Im Versuch "Crottendorf 570" ist die Schirmstellung noch erhalten, lediglich die Variante "selektive Freistellung“ wurde durch den Sturm "Kyrill“ beeinträchtigt. Im Übrigen erfolgte eine planmäßige Absenkung des Kronenschlussgrades im Jahr 2009. Nach dem Eingriff lag der Bestockungsgrad noch etwa bei 0,8. Im Jahr 2010 erhöht sich der Jahreszuwachs vorherrschender Fichten in allen Parzellen auf 15 bis 25 (40) cm.
Die Abhängigkeit der Jahrestrieblängen von der Ausgangshöhe 2006 ist hier zwischen 2007 und 2010 hochsignifikant. Eine vorwüchsige Fichte bleibt vorwüchsig und vermag so ihren Wuchsvorsprung weiter auszubauen.
Ein Zusammenhang, der auch auf den größeren Bestandeslücken in Nassau existiert. Allerdings bewegen sich die Korrelationskoeffizienten jedoch auf einem geringeren Niveau. Wiederholungsaufnahmen werden zeigen, ob dies ein Einfluss der Überschirmung auf die vertikale Differenzierung ist.
Rein optisch dürfte die Variante, vorwüchsige Fichten in einem Radius von 1 m freizustellen, einen lang anhaltenden Pflegeeffekt erzielen, während die Bedrängerentnahme das ungünstigste Verhältnis von Aufwand zu Effekt nahelegt.
Differenzierung des Vorgehens
Wiederholungsaufnahmen werden mögliche Wirkungen auf Wuchs- und Konkurrenzverhältnisse aufzeigen. Diese müssen dann um arbeits- und verfahrenstechnische Wertungen ergänzt werden, um die praktizierten Pflegekonzepte weiterzuentwickeln.
Aktuell werden hier drei standörtlich weitgehend abgrenzbare Fälle unterschieden:
- Auf Standorten, wo die Fichte keine Zielbaumart der folgenden Waldgeneration ist (Hügelland / Untere Berglagen), werden die Stammzahlen schematisch auf ca 1.500 N/ha reduziert. Dies soll so früh als möglich erfolgen. Der Freischneider hat sich als Arbeitswerkzeug zwischen 0,5 bis 1,0 m Pflanzenhöhe bewert.

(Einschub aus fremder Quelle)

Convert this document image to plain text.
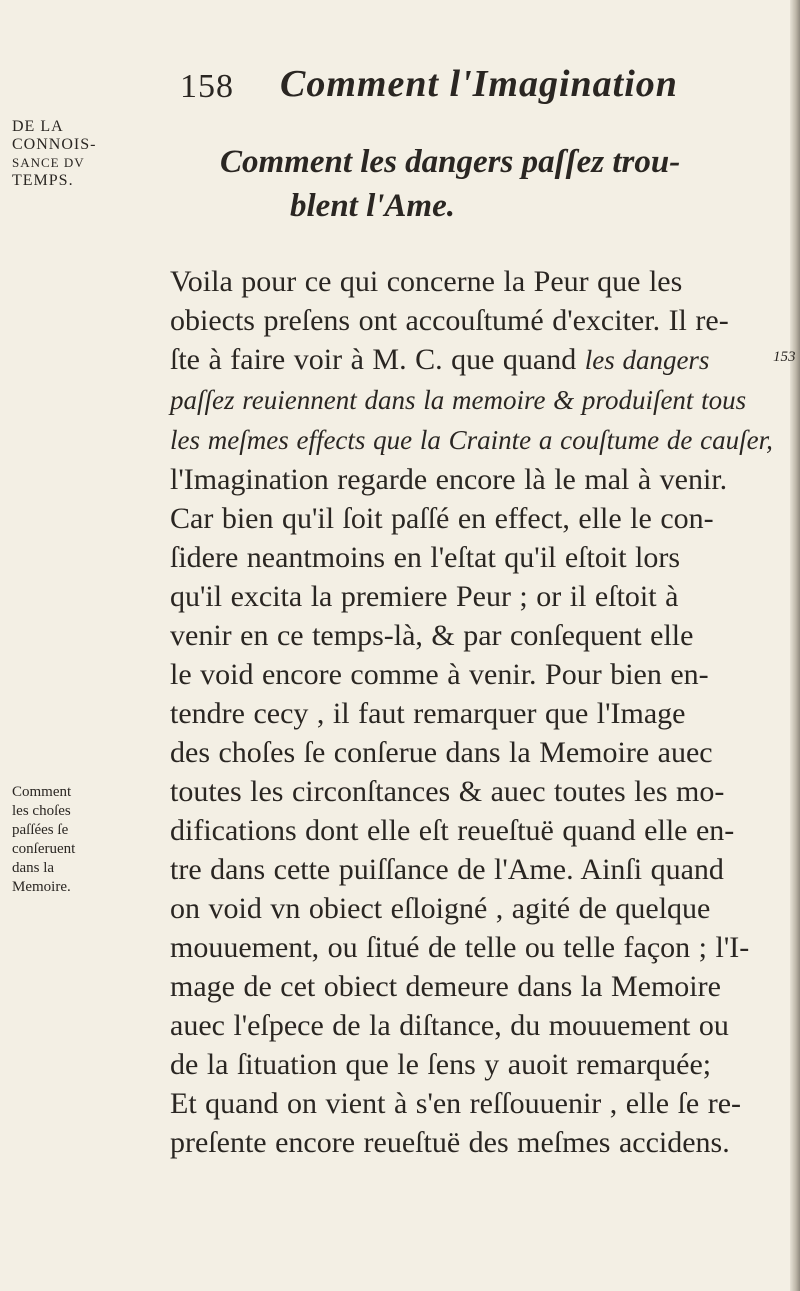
158 Comment l'Imagination
DE LA
CONNOIS-
SANCE DV
TEMPS.
Comment les dangers paſſez trou-
blent l'Ame.
153
Voila pour ce qui concerne la Peur que les
obiects preſens ont accouſtumé d'exciter. Il re-
ſte à faire voir à M. C. que quand les dangers
paſſez reuiennent dans la memoire & produiſent tous
les meſmes effects que la Crainte a couſtume de cauſer,
l'Imagination regarde encore là le mal à venir.
Car bien qu'il ſoit paſſé en effect, elle le con-
ſidere neantmoins en l'eſtat qu'il eſtoit lors
qu'il excita la premiere Peur ; or il eſtoit à
venir en ce temps-là, & par conſequent elle
le void encore comme à venir. Pour bien en-
tendre cecy , il faut remarquer que l'Image
des choſes ſe conſerue dans la Memoire auec
toutes les circonſtances & auec toutes les mo-
difications dont elle eſt reueſtuë quand elle en-
tre dans cette puiſſance de l'Ame. Ainſi quand
on void vn obiect eſloigné , agité de quelque
mouuement, ou ſitué de telle ou telle façon ; l'I-
mage de cet obiect demeure dans la Memoire
auec l'eſpece de la diſtance, du mouuement ou
de la ſituation que le ſens y auoit remarquée;
Et quand on vient à s'en reſſouuenir , elle ſe re-
preſente encore reueſtuë des meſmes accidens.
Comment
les choſes
paſſées ſe
conſeruent
dans la
Memoire.
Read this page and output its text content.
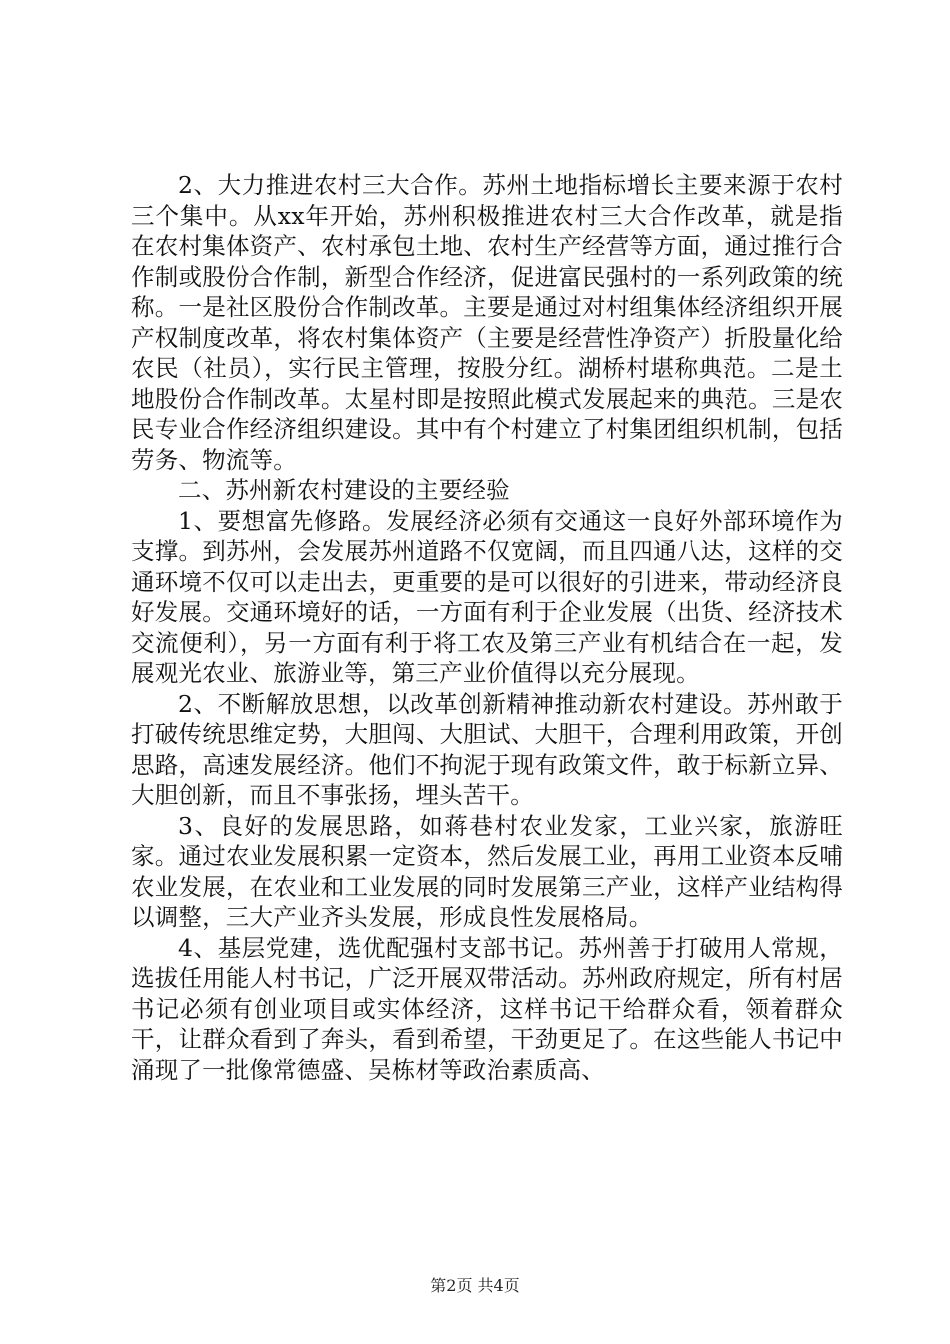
2、大力推进农村三大合作。苏州土地指标增长主要来源于农村三个集中。从xx年开始，苏州积极推进农村三大合作改革，就是指在农村集体资产、农村承包土地、农村生产经营等方面，通过推行合作制或股份合作制，新型合作经济，促进富民强村的一系列政策的统称。一是社区股份合作制改革。主要是通过对村组集体经济组织开展产权制度改革，将农村集体资产（主要是经营性净资产）折股量化给农民（社员），实行民主管理，按股分红。湖桥村堪称典范。二是土地股份合作制改革。太星村即是按照此模式发展起来的典范。三是农民专业合作经济组织建设。其中有个村建立了村集团组织机制，包括劳务、物流等。

二、苏州新农村建设的主要经验

1、要想富先修路。发展经济必须有交通这一良好外部环境作为支撑。到苏州，会发展苏州道路不仅宽阔，而且四通八达，这样的交通环境不仅可以走出去，更重要的是可以很好的引进来，带动经济良好发展。交通环境好的话，一方面有利于企业发展（出货、经济技术交流便利），另一方面有利于将工农及第三产业有机结合在一起，发展观光农业、旅游业等，第三产业价值得以充分展现。

2、不断解放思想，以改革创新精神推动新农村建设。苏州敢于打破传统思维定势，大胆闯、大胆试、大胆干，合理利用政策，开创思路，高速发展经济。他们不拘泥于现有政策文件，敢于标新立异、大胆创新，而且不事张扬，埋头苦干。

3、良好的发展思路，如蒋巷村农业发家，工业兴家，旅游旺家。通过农业发展积累一定资本，然后发展工业，再用工业资本反哺农业发展，在农业和工业发展的同时发展第三产业，这样产业结构得以调整，三大产业齐头发展，形成良性发展格局。

4、基层党建，选优配强村支部书记。苏州善于打破用人常规，选拔任用能人村书记，广泛开展双带活动。苏州政府规定，所有村居书记必须有创业项目或实体经济，这样书记干给群众看，领着群众干，让群众看到了奔头，看到希望，干劲更足了。在这些能人书记中涌现了一批像常德盛、吴栋材等政治素质高、

第2页 共4页
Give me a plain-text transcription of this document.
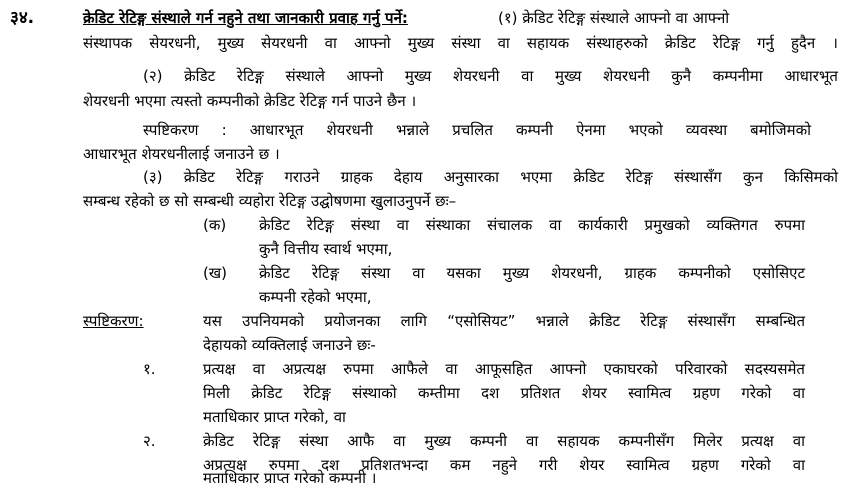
३४.	क्रेडिट रेटिङ्ग संस्थाले गर्न नहुने तथा जानकारी प्रवाह गर्नु पर्ने:	(१) क्रेडिट रेटिङ्ग संस्थाले आफ्नो वा आफ्नो
संस्थापक सेयरधनी, मुख्य सेयरधनी वा आफ्नो मुख्य संस्था वा सहायक संस्थाहरुको क्रेडिट रेटिङ्ग गर्नु हुदैन ।
(२) क्रेडिट रेटिङ्ग संस्थाले आफ्नो मुख्य शेयरधनी वा मुख्य शेयरधनी कुनै कम्पनीमा आधारभूत
शेयरधनी भएमा त्यस्तो कम्पनीको क्रेडिट रेटिङ्ग गर्न पाउने छैन ।
स्पष्टिकरण : आधारभूत शेयरधनी भन्नाले प्रचलित कम्पनी ऐनमा भएको व्यवस्था बमोजिमको
आधारभूत शेयरधनीलाई जनाउने छ ।
(३) क्रेडिट रेटिङ्ग गराउने ग्राहक देहाय अनुसारका भएमा क्रेडिट रेटिङ्ग संस्थासँग कुन किसिमको
सम्बन्ध रहेको छ सो सम्बन्धी व्यहोरा रेटिङ्ग उद्घोषणमा खुलाउनुपर्ने छः–
(क) क्रेडिट रेटिङ्ग संस्था वा संस्थाका संचालक वा कार्यकारी प्रमुखको व्यक्तिगत रुपमा
कुनै वित्तीय स्वार्थ भएमा,
(ख) क्रेडिट रेटिङ्ग संस्था वा यसका मुख्य शेयरधनी, ग्राहक कम्पनीको एसोसिएट
कम्पनी रहेको भएमा,
स्पष्टिकरण:	यस उपनियमको प्रयोजनका लागि “एसोसियट” भन्नाले क्रेडिट रेटिङ्ग संस्थासँग सम्बन्धित
देहायको व्यक्तिलाई जनाउने छः-
१.	प्रत्यक्ष वा अप्रत्यक्ष रुपमा आफैले वा आफूसहित आफ्नो एकाघरको परिवारको सदस्यसमेत
मिली क्रेडिट रेटिङ्ग संस्थाको कम्तीमा दश प्रतिशत शेयर स्वामित्व ग्रहण गरेको वा
मताधिकार प्राप्त गरेको, वा
२.	क्रेडिट रेटिङ्ग संस्था आफै वा मुख्य कम्पनी वा सहायक कम्पनीसँग मिलेर प्रत्यक्ष वा
अप्रत्यक्ष रुपमा दश प्रतिशतभन्दा कम नहुने गरी शेयर स्वामित्व ग्रहण गरेको वा
मताधिकार प्राप्त गरेको कम्पनी ।
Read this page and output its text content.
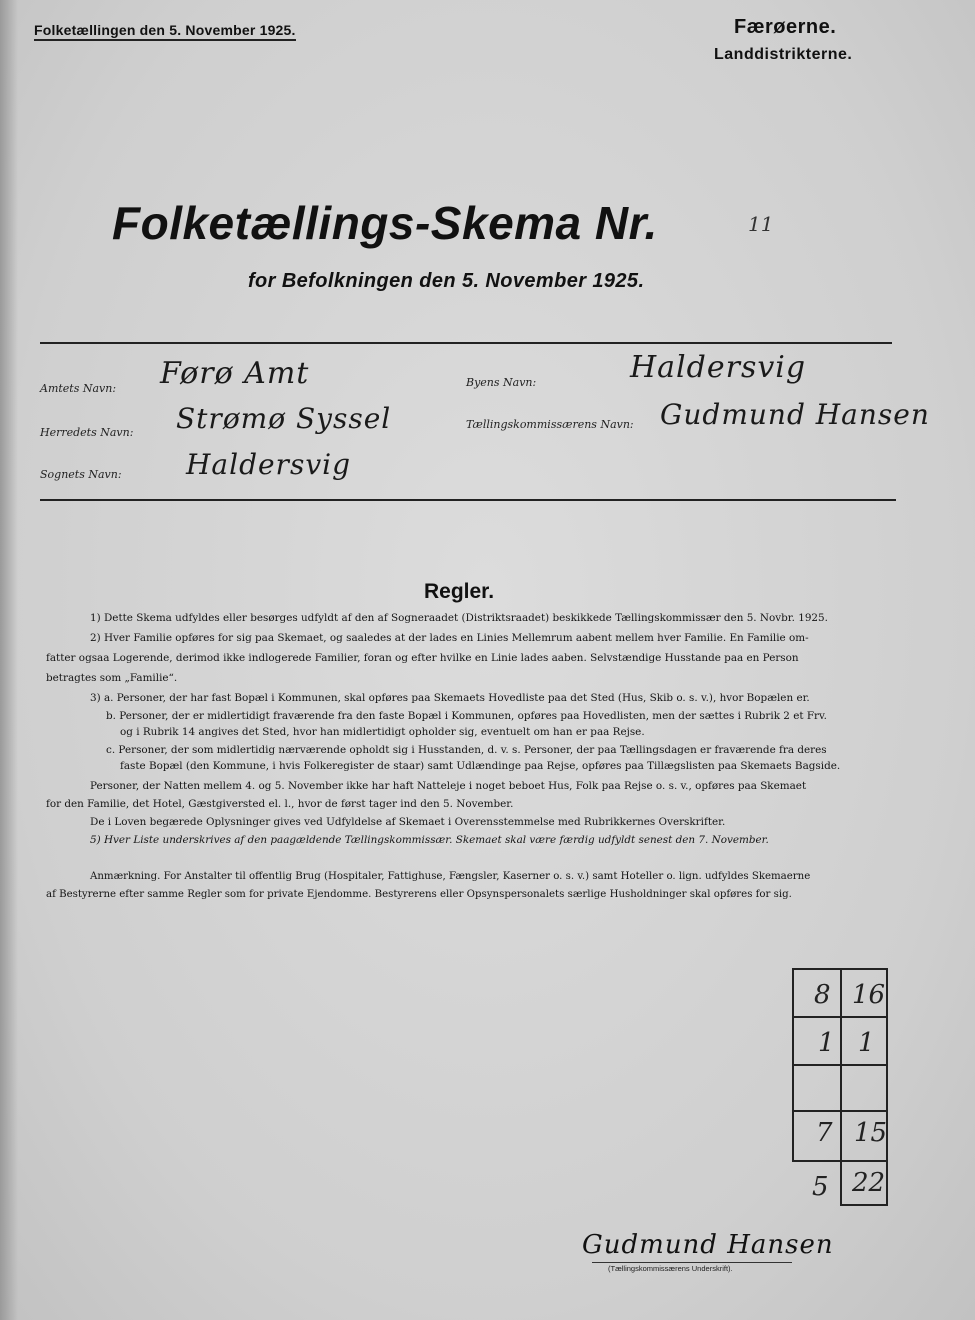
Folketællingen den 5. November 1925.	Færøerne.
Landdistrikterne.
Folketællings-Skema Nr.	11
for Befolkningen den 5. November 1925.
Amtets Navn: Førø Amt
Herredets Navn: Strømø Syssel
Sognets Navn: Haldersvig
Byens Navn:	Haldersvig
Tællingskommissærens Navn: Gudmund Hansen
Regler.
1) Dette Skema udfyldes eller besørges udfyldt af den af Sogneraadet (Distriktsraadet) beskikkede Tællingskommissær den 5. Novbr. 1925.
2) Hver Familie opføres for sig paa Skemaet, og saaledes at der lades en Linies Mellemrum aabent mellem hver Familie. En Familie om-
fatter ogsaa Logerende, derimod ikke indlogerede Familier, foran og efter hvilke en Linie lades aaben. Selvstændige Husstande paa en Person
betragtes som „Familie“.
3) a. Personer, der har fast Bopæl i Kommunen, skal opføres paa Skemaets Hovedliste paa det Sted (Hus, Skib o. s. v.), hvor Bopælen er.
b. Personer, der er midlertidigt fraværende fra den faste Bopæl i Kommunen, opføres paa Hovedlisten, men der sættes i Rubrik 2 et Frv.
og i Rubrik 14 angives det Sted, hvor han midlertidigt opholder sig, eventuelt om han er paa Rejse.
c. Personer, der som midlertidig nærværende opholdt sig i Husstanden, d. v. s. Personer, der paa Tællingsdagen er fraværende fra deres
faste Bopæl (den Kommune, i hvis Folkeregister de staar) samt Udlændinge paa Rejse, opføres paa Tillægslisten paa Skemaets Bagside.
Personer, der Natten mellem 4. og 5. November ikke har haft Natteleje i noget beboet Hus, Folk paa Rejse o. s. v., opføres paa Skemaet
for den Familie, det Hotel, Gæstgiversted el. l., hvor de først tager ind den 5. November.
De i Loven begærede Oplysninger gives ved Udfyldelse af Skemaet i Overensstemmelse med Rubrikkernes Overskrifter.
5) Hver Liste underskrives af den paagældende Tællingskommissær. Skemaet skal være færdig udfyldt senest den 7. November.
Anmærkning. For Anstalter til offentlig Brug (Hospitaler, Fattighuse, Fængsler, Kaserner o. s. v.) samt Hoteller o. lign. udfyldes Skemaerne
af Bestyrerne efter samme Regler som for private Ejendomme. Bestyrerens eller Opsynspersonalets særlige Husholdninger skal opføres for sig.
8 16
1 1
7 15
5 22
Gudmund Hansen
(Tællingskommissærens Underskrift).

- Auf Standorten, wo die Fichte nur eine Mischbaumart sein soll (Mittlere Berglagen), bestimmt die Stabilität des Oberstandes das Vorgehen. In der Regel tragen diese Standorte hohe Stammzahlen, sodass natürliche Differenzierungen erst spät und durch Störungen (Schneedruck) erfolgen. Sind längere Überschirmungen möglich können die Eingriffe eher selektiv und später, in der Regel im Zuge von Erntehieben erfolgen.
- Auf den Standorten, auf denen die Fichte auch weiterhin eine Hauptbaumart ist (Höhere Berg- und Kammlagen), sind einförmige Fichtenbürstenwüchse eher selten. Die Bodenvegetationsmuster und dass zeitlich gestaffeltere Aufkommen der Verjüngung sind nahezu immer vorhandene Ansätze der vertikalen und horizontalen Differenzierung. Hier reichen selektive Eingriffe geringer Intensität häufig aus.